Camera/video human presence detection API

antongisli · May 26, 2020, 6:23pm

Hi everyone,

I’ve been working on a home project for a couple of years now and built up an AI based human detection system integrated with home assistant. I see a few, but not many posts from others about this.

One of the things I setup for myself was a simple API that I could post videos to and get back an answer - whether a human was detected or not. I also built an RPI based adapter to use at my home to get motion events from my ONVIF cameras, create small video clips from them (when they detected motion) and upload it to this API. I have this stuff running solid 24/7. The API would then trigger “stuff” if a human was present, including pinging my home assistant to get notifications to my phone.

One of the biggest pains was the API service itself - setting it up, maintaining it, etc. Anyway I got the idea to perhaps build this API into a proper service for other people to use to analyse their own videos. I haven’t done it yet but I am thinking about it, and I wanted to get some thoughts and inputs from the good folks here. My idea is to make it do one thing, and one thing only, and as well and as fast as possible - human detection.

Some things to think about/some ideas I would like to test with you:

What’s different about this compared to using the Google Video API?
Well, it would be much simpler. It doesn’t do anything except detect people and return true or false. It also should be faster, it exits on the first frame that it sees a human - so you can get a result faster.

Also, you could use this to filter videos to find those with people in them, and then after that push it to the google video API to get deeper analysis (because they support lots of different features that are far more advanced). This way you could use your 1000 minutes of free time with google video api for more advanced things.

and finally, I don’t really trust google with my own videos - so my thinking here is that we would never keep any videos that were uploaded. They get uploaded, analysed, return result, and then deleted. Even to the point of using some of the more paranoid data center hosting locations.

What kind of solutions are you using today to filter out weather and lighting events that cause false positives? Have you built a custom setup, or just putting up with it?
would a simple API like this be something that you can easily fit into your existing systems? would you feel comfortable to write a small script (or copy paste examples) to upload the video to the API, wait for the result, and then trigger more actions yourself? Or would you want some kind of webhook function - or a mixture of both?
Would you be willing to try it out while I’m building it (if I build it), and give feedback?

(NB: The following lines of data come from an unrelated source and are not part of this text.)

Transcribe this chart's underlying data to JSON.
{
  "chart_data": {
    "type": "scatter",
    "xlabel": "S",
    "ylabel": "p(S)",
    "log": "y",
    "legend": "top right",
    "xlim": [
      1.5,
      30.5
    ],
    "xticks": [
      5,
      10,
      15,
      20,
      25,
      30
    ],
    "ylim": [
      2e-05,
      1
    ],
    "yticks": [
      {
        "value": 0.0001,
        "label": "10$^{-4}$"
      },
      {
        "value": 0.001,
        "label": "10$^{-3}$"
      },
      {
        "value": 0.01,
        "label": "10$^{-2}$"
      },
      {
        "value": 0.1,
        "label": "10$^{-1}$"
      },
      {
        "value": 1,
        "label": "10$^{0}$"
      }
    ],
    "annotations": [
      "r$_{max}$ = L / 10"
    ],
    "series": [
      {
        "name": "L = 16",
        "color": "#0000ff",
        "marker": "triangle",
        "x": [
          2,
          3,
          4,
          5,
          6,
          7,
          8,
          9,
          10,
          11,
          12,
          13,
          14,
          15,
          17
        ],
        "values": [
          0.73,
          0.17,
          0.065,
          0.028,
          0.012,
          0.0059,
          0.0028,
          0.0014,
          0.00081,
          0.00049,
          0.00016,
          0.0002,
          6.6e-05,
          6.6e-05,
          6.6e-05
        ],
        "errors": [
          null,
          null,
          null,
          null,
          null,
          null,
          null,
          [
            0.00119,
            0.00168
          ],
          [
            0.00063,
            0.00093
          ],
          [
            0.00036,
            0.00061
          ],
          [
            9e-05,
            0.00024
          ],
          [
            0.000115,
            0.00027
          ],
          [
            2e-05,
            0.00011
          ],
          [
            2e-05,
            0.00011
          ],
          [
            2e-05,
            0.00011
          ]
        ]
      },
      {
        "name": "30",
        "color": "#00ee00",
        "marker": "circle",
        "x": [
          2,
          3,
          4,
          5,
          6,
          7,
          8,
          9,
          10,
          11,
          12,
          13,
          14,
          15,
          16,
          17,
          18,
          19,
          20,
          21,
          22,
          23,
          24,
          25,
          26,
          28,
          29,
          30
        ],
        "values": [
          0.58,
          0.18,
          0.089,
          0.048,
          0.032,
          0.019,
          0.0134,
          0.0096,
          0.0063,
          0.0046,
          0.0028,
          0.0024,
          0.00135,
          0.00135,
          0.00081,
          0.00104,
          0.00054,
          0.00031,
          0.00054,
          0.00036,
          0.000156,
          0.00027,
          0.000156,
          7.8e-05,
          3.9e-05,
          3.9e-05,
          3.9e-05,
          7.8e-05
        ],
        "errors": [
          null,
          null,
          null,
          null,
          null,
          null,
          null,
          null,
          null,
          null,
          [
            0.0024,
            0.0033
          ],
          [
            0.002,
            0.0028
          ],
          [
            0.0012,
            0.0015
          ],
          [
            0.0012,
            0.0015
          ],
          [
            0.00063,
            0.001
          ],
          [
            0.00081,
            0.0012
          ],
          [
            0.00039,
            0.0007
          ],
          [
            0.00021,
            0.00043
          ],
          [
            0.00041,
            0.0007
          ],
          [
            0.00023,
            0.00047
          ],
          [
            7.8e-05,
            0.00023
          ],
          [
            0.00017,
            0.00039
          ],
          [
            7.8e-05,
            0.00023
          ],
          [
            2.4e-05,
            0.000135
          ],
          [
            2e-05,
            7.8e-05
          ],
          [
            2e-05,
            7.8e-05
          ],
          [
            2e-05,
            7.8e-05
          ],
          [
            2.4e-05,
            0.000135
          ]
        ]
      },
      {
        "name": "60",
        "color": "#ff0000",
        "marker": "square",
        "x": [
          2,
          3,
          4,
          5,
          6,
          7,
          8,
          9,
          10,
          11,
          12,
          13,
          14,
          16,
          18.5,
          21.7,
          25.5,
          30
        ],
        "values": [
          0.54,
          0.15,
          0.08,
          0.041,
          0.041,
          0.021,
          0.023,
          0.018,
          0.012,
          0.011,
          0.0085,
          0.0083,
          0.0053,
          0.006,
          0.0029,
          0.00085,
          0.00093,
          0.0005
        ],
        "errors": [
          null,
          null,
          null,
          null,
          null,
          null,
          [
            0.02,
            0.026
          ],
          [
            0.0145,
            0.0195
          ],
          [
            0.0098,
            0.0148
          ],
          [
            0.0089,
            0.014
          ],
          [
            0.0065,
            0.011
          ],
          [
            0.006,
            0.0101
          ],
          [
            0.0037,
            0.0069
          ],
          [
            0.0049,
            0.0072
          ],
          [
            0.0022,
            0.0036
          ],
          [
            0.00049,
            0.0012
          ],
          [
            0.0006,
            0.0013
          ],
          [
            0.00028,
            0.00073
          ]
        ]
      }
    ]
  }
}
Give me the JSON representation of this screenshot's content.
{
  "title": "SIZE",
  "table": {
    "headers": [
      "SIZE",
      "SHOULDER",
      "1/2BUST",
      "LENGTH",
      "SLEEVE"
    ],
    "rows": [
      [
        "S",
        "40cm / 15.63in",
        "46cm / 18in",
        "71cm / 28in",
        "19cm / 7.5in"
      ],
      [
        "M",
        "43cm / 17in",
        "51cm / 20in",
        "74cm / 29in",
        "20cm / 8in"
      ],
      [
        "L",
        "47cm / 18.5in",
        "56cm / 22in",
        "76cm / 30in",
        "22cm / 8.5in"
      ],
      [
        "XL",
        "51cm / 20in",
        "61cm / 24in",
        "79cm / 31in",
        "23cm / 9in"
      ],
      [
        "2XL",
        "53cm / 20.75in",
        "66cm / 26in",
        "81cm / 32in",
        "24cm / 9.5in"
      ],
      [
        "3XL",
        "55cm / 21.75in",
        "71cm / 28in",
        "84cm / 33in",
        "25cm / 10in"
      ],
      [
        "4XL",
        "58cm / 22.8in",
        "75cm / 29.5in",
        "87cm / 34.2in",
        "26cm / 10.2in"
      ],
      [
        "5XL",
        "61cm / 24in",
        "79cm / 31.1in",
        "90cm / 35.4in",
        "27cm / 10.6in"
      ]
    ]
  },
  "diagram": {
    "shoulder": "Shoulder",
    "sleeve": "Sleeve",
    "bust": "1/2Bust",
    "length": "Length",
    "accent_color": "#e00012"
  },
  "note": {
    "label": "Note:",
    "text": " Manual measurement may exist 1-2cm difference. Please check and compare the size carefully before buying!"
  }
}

In the interests of total honesty:

yes - I would like to make the service at a minimum pay for itself, we would have to rent servers/host servers to run it, keep it alive and healthy, etc.
no - I have not started building it yet. I want to see if anyone is actually interested in something like this first - otherwise, I will just keeping using it for myself
what I personally like about this is - I really dislike the grip that the mainstream camera vendors have on the market. They build the hardware, control the cameras and don’t let you run your own software on it, and force you to use their “human detection” features. So you can’t easily, without hacking around, get them to work with your own flow. I want to let anyone with any kind of camera get this particular feature in the easiest possible way.
in my day jobs I have been working building services like this and also in telecoms, so yes - I know how to build a reliable system that you could rely on to work.

I really appreciate any feedback, positive or negative criticism. If you guys think this is a good idea, then we will build it. If you think it’s not, then we won’t, basically!